Działacze podkreślają, że "pomimo tej świadomości już w następnym roku wyniósł go do godności kardynalskiej". Głuch i Barańska chcą pozbawić honorowego obywatelstwa Warszawy również abp. Henryka Hosera i abp. Sławoja Leszka Głódzia, którzy również - według nich - są "zamieszani w tuszowanie przestępstw pedofilskich".
Inną drogą poszli działacze z Wrocławia i Gdańska, którzy domagają się pozbawienia Jana Pawła II patronatu nad miejskim placem i ulicą. Inicjatorką petycji we Wrocławiu jest posłanka Agnieszka Dziemianowicz-Bąk, która chce, aby plac Jana Pawła II zamienił się w plac 1 Maja. Według posłanki Lewicy "plac zasługuje na patronat, który nie budzi etycznych ani prawnych wątpliwości".

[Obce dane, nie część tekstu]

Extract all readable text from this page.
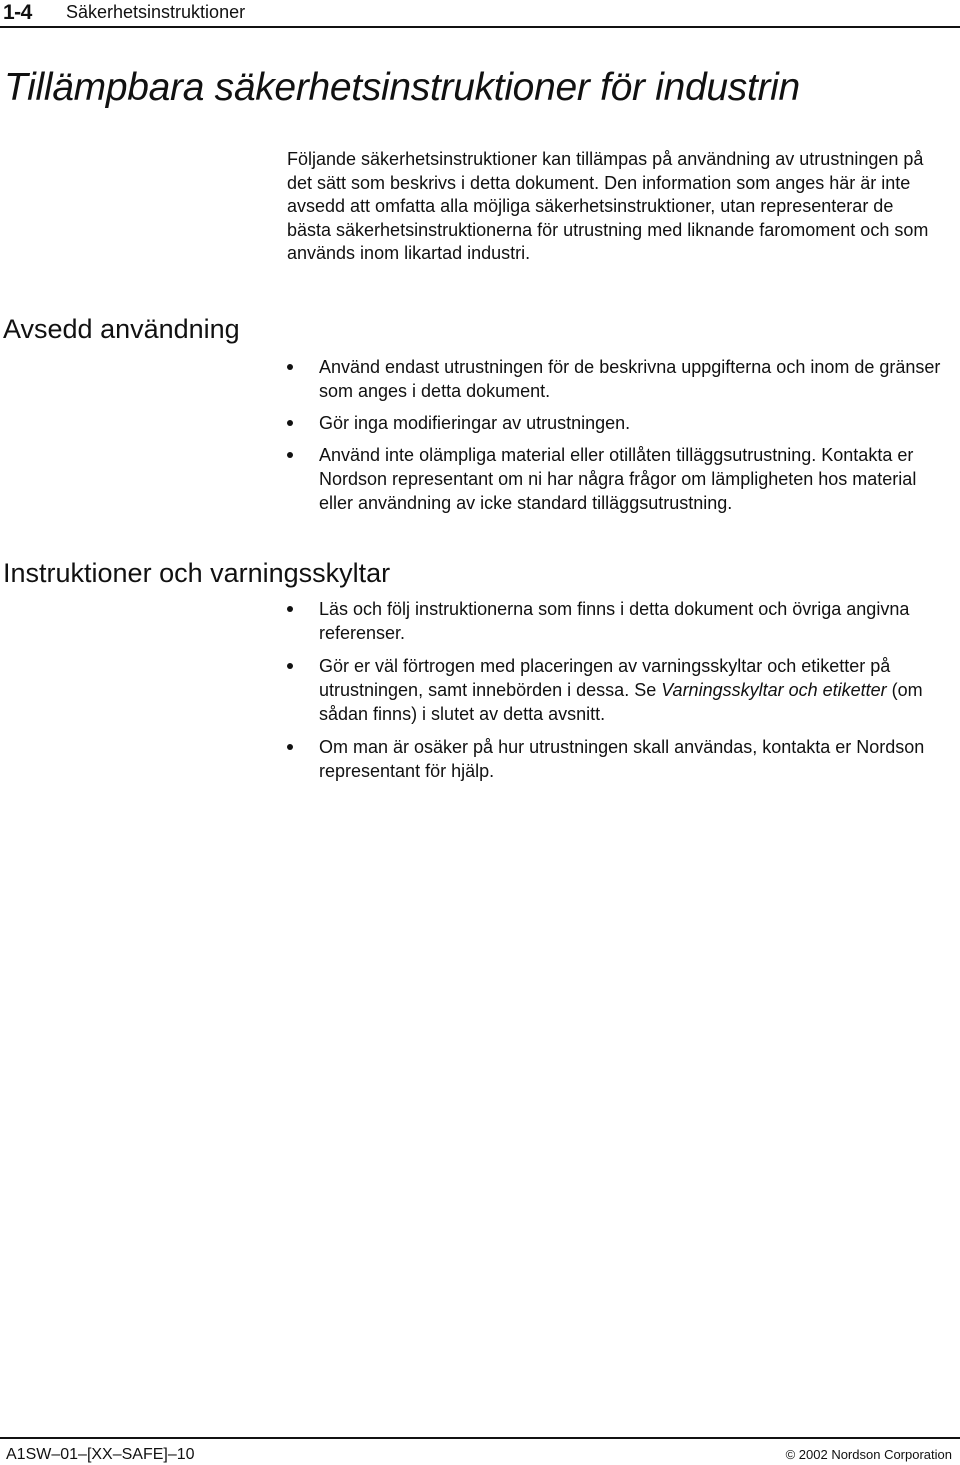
1-4 Säkerhetsinstruktioner
Tillämpbara säkerhetsinstruktioner för industrin

Följande säkerhetsinstruktioner kan tillämpas på användning av utrustningen på det sätt som beskrivs i detta dokument. Den information som anges här är inte avsedd att omfatta alla möjliga säkerhetsinstruktioner, utan representerar de bästa säkerhetsinstruktionerna för utrustning med liknande faromoment och som används inom likartad industri.

Avsedd användning
Använd endast utrustningen för de beskrivna uppgifterna och inom de gränser som anges i detta dokument.
Gör inga modifieringar av utrustningen.
Använd inte olämpliga material eller otillåten tilläggsutrustning. Kontakta er Nordson representant om ni har några frågor om lämpligheten hos material eller användning av icke standard tilläggsutrustning.
Instruktioner och varningsskyltar
Läs och följ instruktionerna som finns i detta dokument och övriga angivna referenser.
Gör er väl förtrogen med placeringen av varningsskyltar och etiketter på utrustningen, samt innebörden i dessa. Se Varningsskyltar och etiketter (om sådan finns) i slutet av detta avsnitt.
Om man är osäker på hur utrustningen skall användas, kontakta er Nordson representant för hjälp.
A1SW–01–[XX–SAFE]–10	© 2002 Nordson Corporation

"Po raporcie Watykanu i informacjach o niekwestionowanym udziale papieża w systemowym ukrywaniu pedofilii w Kościele Katolickim, wnioskuję do Rady Miejskiej o odebranie Janowi Pawłowi II patronatu nad placem i przywrócenie dawnej nazwy jednego z najważniejszych miejsc Wrocławia" - napisała w mediach społecznościowych.
Jak informuje "Gazeta Wyborcza", autorem petycji w Gdańsku jest Michał Piękoś z Wiosny Roberta Biedronia. Polityk chce, aby al. Jana Pawła II w gdańskiej dzielnicy Zaspa zmieniła swoją nazwę na imienia Strajku Kobiet.
- To jest moja reakcja na raport Watykanu ujawniający, że papież Jan Paweł II był ostrzegany, że na Theodorze McCarricku ciążą poważne zarzuty o pedofilię. Mimo to mianował go kardynałem - powiedział Piękoś, dodając, że "dowody przeciwko Janowi Pawłowi II wydają się bardzo mocne".
- Nie chodzi tylko o zmianę nazwy ulicy. Mamy dość tego statusu quo. Jako Gdańsk chcemy powiedzieć, że jesteśmy po stronie ofiar, a nie oprawców. Symboliczny akt zmiany nazwy ulicy to tylko tyle i aż tyle [...] Bez wątpienia pokazalibyśmy, że dla nas, gdańszczan i gdańszczanek, liczy się prawda. Czas skonfrontować się z trudną przeszłością Kościoła katolickiego i mitem Jana Pawła II - zaznaczył.